The organisers, Comedy Unleashed, booked the plaza outside Holyrood’s main entrance, and erected a small makeshift stage for an audience of roughly 120 people, after failing to find another indoor venue.

Linehan, seen by transgender rights activists as hateful and extreme in his gender-critical views, performed a short set, telling the audience he had been forced to try comedy after failing to find scriptwriting work for five years because of his stance on transgender issues.

The first venue that had been booked for the event, Leith Arches, cancelled on Tuesday, sparking a fresh row about the law around gender-critical beliefs.

Linehan, 55, had said he was considering legal action against Leith Arches for discrimination on the grounds that gender-critical beliefs are protected under the Equality Act.

On Thursday he refused to comment to the Guardian about whether he would take legal action, but told the audience the last few days had been the strangest of his career.

“It’s been such a strange day. I think I’ll leave it there. But I just wanted to say, first of all, I’m really sorry that you got messed around today. As you can tell, despite the animal cruelty, there’s not really much to these jokes …

“It’s just insane.

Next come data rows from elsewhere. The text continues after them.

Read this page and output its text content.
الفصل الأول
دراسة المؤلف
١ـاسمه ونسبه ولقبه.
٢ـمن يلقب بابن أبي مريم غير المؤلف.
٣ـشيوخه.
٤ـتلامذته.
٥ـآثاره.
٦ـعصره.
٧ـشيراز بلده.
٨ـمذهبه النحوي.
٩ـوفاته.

I mean, I’ve been fighting this stuff for five years, and I’ve never seen anything as insane as [the] last few days.”

After the first venue cancelled, Comedy Unleashed told ticket holders that it had arranged for a second venue to host the show, but on Thursday afternoon it said the new venue had also cancelled.

Andy Shaw, Comedy Unleashed’s cofounder, said he carried no ill-will towards the second venue. “I just think it’s become such a big issue that people are just getting cold feet and don’t want the attention, and I understand that,” he said.

“It’s not ideological at all. They just want a quiet life. It has been the hardest gig I have ever organised in my life. It should be a lot easier.”

Earlier, Shaw said they had finally found “a very unusual place” at very short notice.

He said the show, which features five comedians including Linehan, normally ran for 150 minutes with two intervals but Thursday evening’s show would be significantly shorter.

Earlier this summer there was a row over the cancellation of an interview-based event involving Joanna Cherry, the gender-critical Scottish National party MP, as part of this month’s Edinburgh fringe.

The venue, the Stand, cancelled the show after its staff complained about Cherry’s gender-critical beliefs. It had to reverse the ban after Cherry produced a legal opinion, based on recent court decisions, that the venue was unlawfully discriminating against her.

After initially failing to explain its reasons for banning the Linehan event, Leith Arches published an updated statement on Instagram.

It said: “We work very closely with the LGBT+ community, it is a considerable part of our revenue, we believe hosting this one-off show would have a negative effect on our future bookings.”

Michael Foran, an expert on equalities law at Glasgow University, said Leith Arches could defend its decision in law if it could prove the event was cancelled for reasons other than Linehan’s gender-critical views.